The housing market determines whether a shared appreciation mortgage is a fair setup. In a market where home prices are rising long-term, it's typically not a reasonable plan for the borrower since she will in any case owe the outstanding principal balance in the event that the property's value diminishes.
Then again, the share of valued value, alluded to as contingent interest, will be zero in the event that the borrower sells the property at a loss.
Shared appreciation loans additionally are utilized by nonprofits and legislatures. They are structured as second mortgages, however borrowers make no payments until they sell the property or refinance the principal mortgage. After the sale or refi, the borrower must repay the full loan amount, plus a portion of the home-cost increase.

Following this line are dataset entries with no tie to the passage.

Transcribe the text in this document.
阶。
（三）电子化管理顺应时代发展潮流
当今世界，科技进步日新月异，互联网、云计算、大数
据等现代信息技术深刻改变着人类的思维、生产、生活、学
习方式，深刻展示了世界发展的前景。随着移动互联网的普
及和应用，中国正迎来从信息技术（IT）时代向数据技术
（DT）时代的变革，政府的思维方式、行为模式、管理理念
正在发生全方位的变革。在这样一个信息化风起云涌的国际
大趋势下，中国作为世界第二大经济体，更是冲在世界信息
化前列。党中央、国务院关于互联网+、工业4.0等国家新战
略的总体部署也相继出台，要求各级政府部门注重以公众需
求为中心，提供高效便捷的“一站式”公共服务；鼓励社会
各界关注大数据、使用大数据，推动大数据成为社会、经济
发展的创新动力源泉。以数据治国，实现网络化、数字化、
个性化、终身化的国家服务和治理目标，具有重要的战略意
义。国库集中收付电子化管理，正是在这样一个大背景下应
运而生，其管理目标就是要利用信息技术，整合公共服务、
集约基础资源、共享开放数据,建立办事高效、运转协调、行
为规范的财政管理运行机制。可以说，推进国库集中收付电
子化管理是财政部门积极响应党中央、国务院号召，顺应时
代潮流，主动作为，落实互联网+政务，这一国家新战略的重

Shared appreciation mortgage model

Margie buys a house for $150,000, paying down $30,000 and taking out a mortgage for $120,000. In exchange for an interest rate that is below the market average, Margie consents to give the lender 20 percent of the increase in value when she sells. The lower interest rate of her shared appreciation mortgage makes her regularly scheduled payment more affordable.
When Margie is ready to sell her home, the property value has multiplied, to $300,000. She must pay off a principal balance of $100,000, plus another $30,000 to the lender for its share of the valued value: .20 x $150,000 = $30,000.
This leaves Margie $170,000 to buy another home.

Features

  • In a shared appreciation mortgage (SAM), the purchaser of a home shares a percentage of the appreciation in the home's value with the lender.
  • In return, the lender consents to charge an interest rate that is lower than the overall market interest rate.
  • A shared appreciation mortgage can have a deliberately gotten rid of clause following a set number of years.